Additionally, our example isn’t ‘the real thing’. It’s overly simplified because it’s patterns we want to talk about, not webshops. Subtle differences are magnified tenfold in more complex, realistic distributed systems. Something to keep in mind for our next ‘cost of change’ example as well.
Cost of change
To look at the differences in cost of change, we’ll shift our fictional company away from regular customers to more of a B2B approach. Aiming our shop at other businesses, it would make more sense to send invoices and not demand immediate payment.
A change in our order saga is needed. The invoice should only be sent after the creation of the order.
In our choreographed example, just the payment service and the order service are impacted. The warehouse isn’t, as billing and order picking can easily be done in parallel.

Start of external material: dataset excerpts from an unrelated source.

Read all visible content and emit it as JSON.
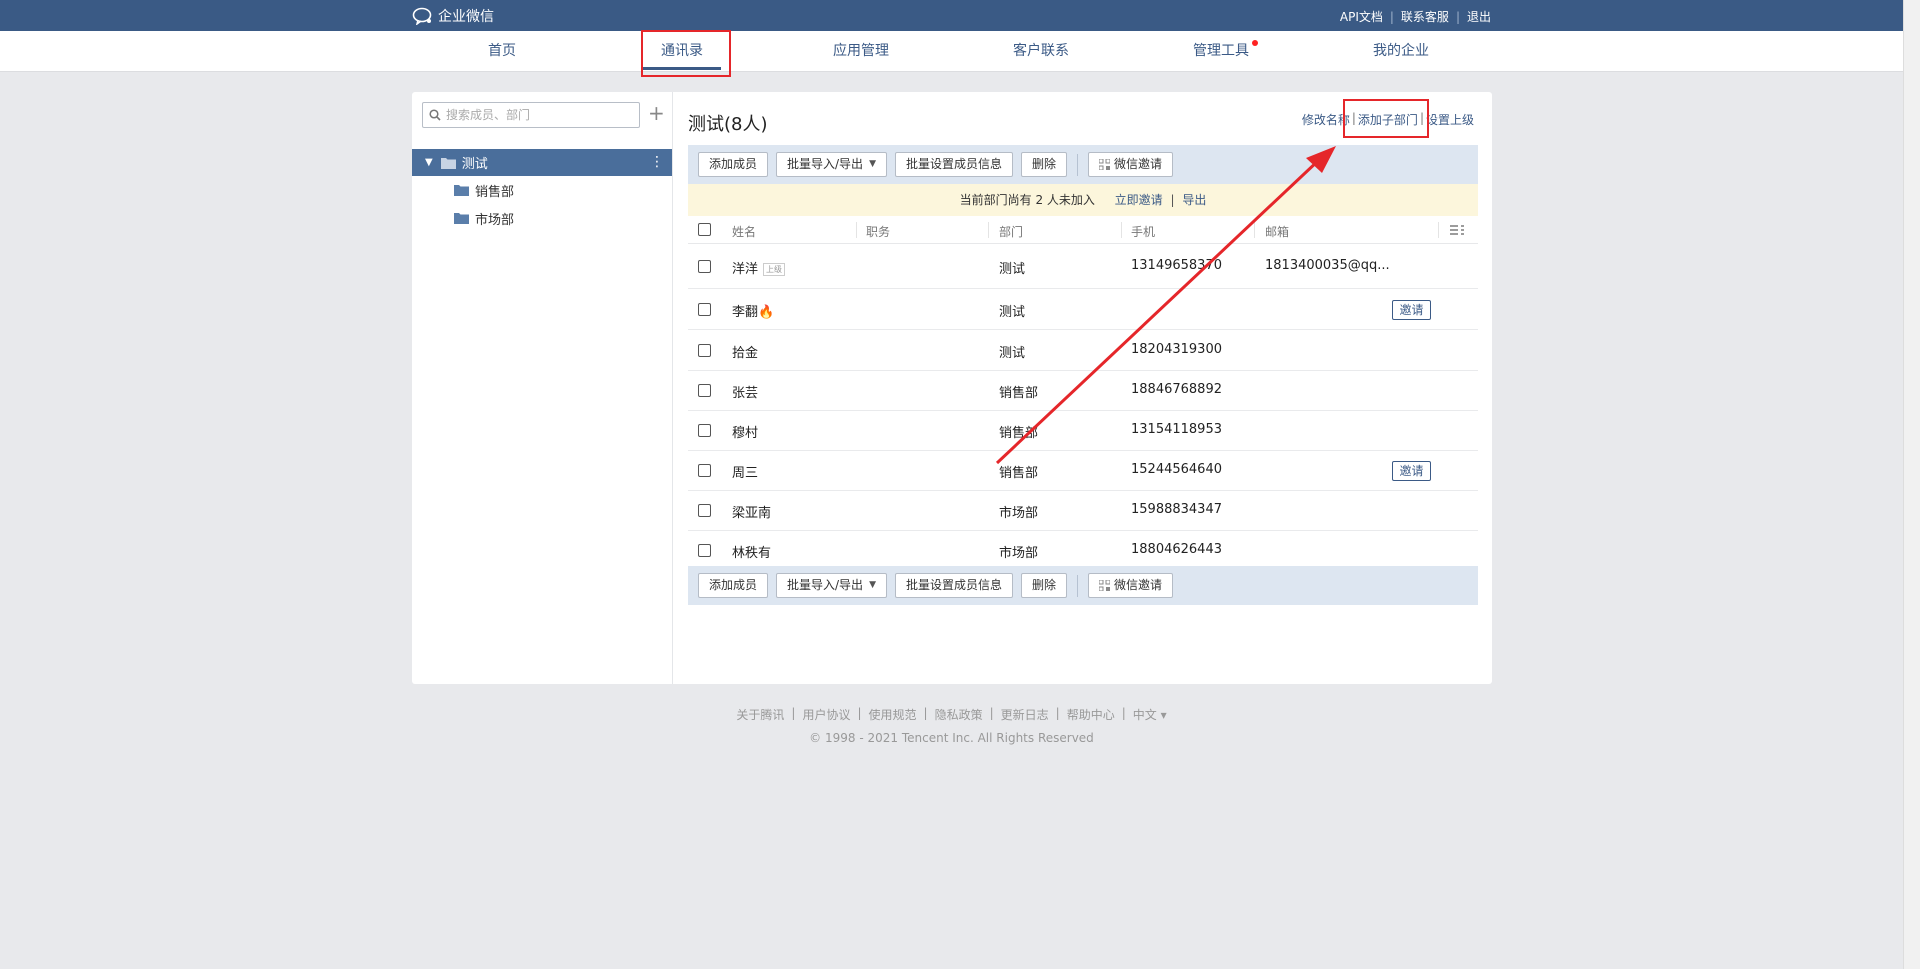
{
  "topbar": {
    "logo_text": "企业微信",
    "links": [
      "API文档",
      "联系客服",
      "退出"
    ]
  },
  "nav": {
    "tabs": [
      "首页",
      "通讯录",
      "应用管理",
      "客户联系",
      "管理工具",
      "我的企业"
    ],
    "active": "通讯录"
  },
  "sidebar": {
    "search_placeholder": "搜索成员、部门",
    "root": "测试",
    "children": [
      "销售部",
      "市场部"
    ]
  },
  "main": {
    "title": "测试(8人)",
    "actions": [
      "修改名称",
      "添加子部门",
      "设置上级"
    ],
    "toolbar": {
      "add_member": "添加成员",
      "import_export": "批量导入/导出",
      "batch_set": "批量设置成员信息",
      "delete": "删除",
      "wechat_invite": "微信邀请"
    },
    "notice": {
      "text": "当前部门尚有 2 人未加入",
      "invite_now": "立即邀请",
      "export": "导出"
    },
    "columns": [
      "姓名",
      "职务",
      "部门",
      "手机",
      "邮箱"
    ],
    "rows": [
      {
        "name": "洋洋",
        "tag": "上级",
        "dept": "测试",
        "phone": "13149658370",
        "email": "1813400035@qq...",
        "invite": ""
      },
      {
        "name": "李翻🔥",
        "tag": "",
        "dept": "测试",
        "phone": "",
        "email": "",
        "invite": "邀请"
      },
      {
        "name": "拾金",
        "tag": "",
        "dept": "测试",
        "phone": "18204319300",
        "email": "",
        "invite": ""
      },
      {
        "name": "张芸",
        "tag": "",
        "dept": "销售部",
        "phone": "18846768892",
        "email": "",
        "invite": ""
      },
      {
        "name": "穆村",
        "tag": "",
        "dept": "销售部",
        "phone": "13154118953",
        "email": "",
        "invite": ""
      },
      {
        "name": "周三",
        "tag": "",
        "dept": "销售部",
        "phone": "15244564640",
        "email": "",
        "invite": "邀请"
      },
      {
        "name": "梁亚南",
        "tag": "",
        "dept": "市场部",
        "phone": "15988834347",
        "email": "",
        "invite": ""
      },
      {
        "name": "林秩有",
        "tag": "",
        "dept": "市场部",
        "phone": "18804626443",
        "email": "",
        "invite": ""
      }
    ]
  },
  "footer": {
    "links": [
      "关于腾讯",
      "用户协议",
      "使用规范",
      "隐私政策",
      "更新日志",
      "帮助中心",
      "中文 ▾"
    ],
    "copyright": "© 1998 - 2021 Tencent Inc. All Rights Reserved"
  },
  "colors": {
    "topbar": "#3a5a85",
    "accent": "#3b5a86",
    "annotation": "#e5262a",
    "notice_bg": "#fcf6dc",
    "toolbar_bg": "#dde6f1"
  }
}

A little more shuffling around is needed in the orchestrated example. Just like in compensating transactions, this subtle difference will probably be amplified in a more complex, realistic environment. From a technical standpoint, an orchestration will always have a higher cost of change, as there is an extra service and its command events to deal with. I do believe however the same isn’t true from a functional standpoint. It’s a lot more obvious in an orchestrated saga where changes are needed. A component in a choreographed saga is very decoupled. So decoupled in fact, that it might not even know which services consume its events. This leaves a lot of room for mistakes when making changes, which might just cancel out the pure technical cost.
Decisions, decisions. Luckily you don’t have to make one between choreography and orchestration when decision trees come in to play. It’s simply not possible to choreograph your way out of this. Take a look.
Time to leave our webshop behind for something a bit more abstract. Service A and service B can produce either a negative or a positive result for the business logic they implement. They communicate the outcome to service C with an event. The services can produce these outcomes at any time (service A sends an event at abstract time 0 (T:0) and service B sends an event at abstract time 16 (T:16)). Service C needs to be able to correlate these events and based on its contents, produce a decision. It has no choice but to consume both events and keep state, which sort of makes it an orchestrator by default.
While the list above can serve as a guide, I wouldn’t overanalyze the possible advantages or disadvantages of a specific implementation. Some of these differences aren’t as extreme as the list might make them seem and most of them can be somewhat mitigated.
Often these conclusions tend to end in the same two words: it depends. It does, it always does. However, I feel that from the experiences I’ve had, I owe you a more decisive proposition.
In the real world, a hybrid of the two will usually be the right answer. Mix and match where you see fit! I still prefer the low coupling of choreography in truly large systems, but when complex flows, perhaps with decision trees come into play, some smaller orchestrations are your best bet.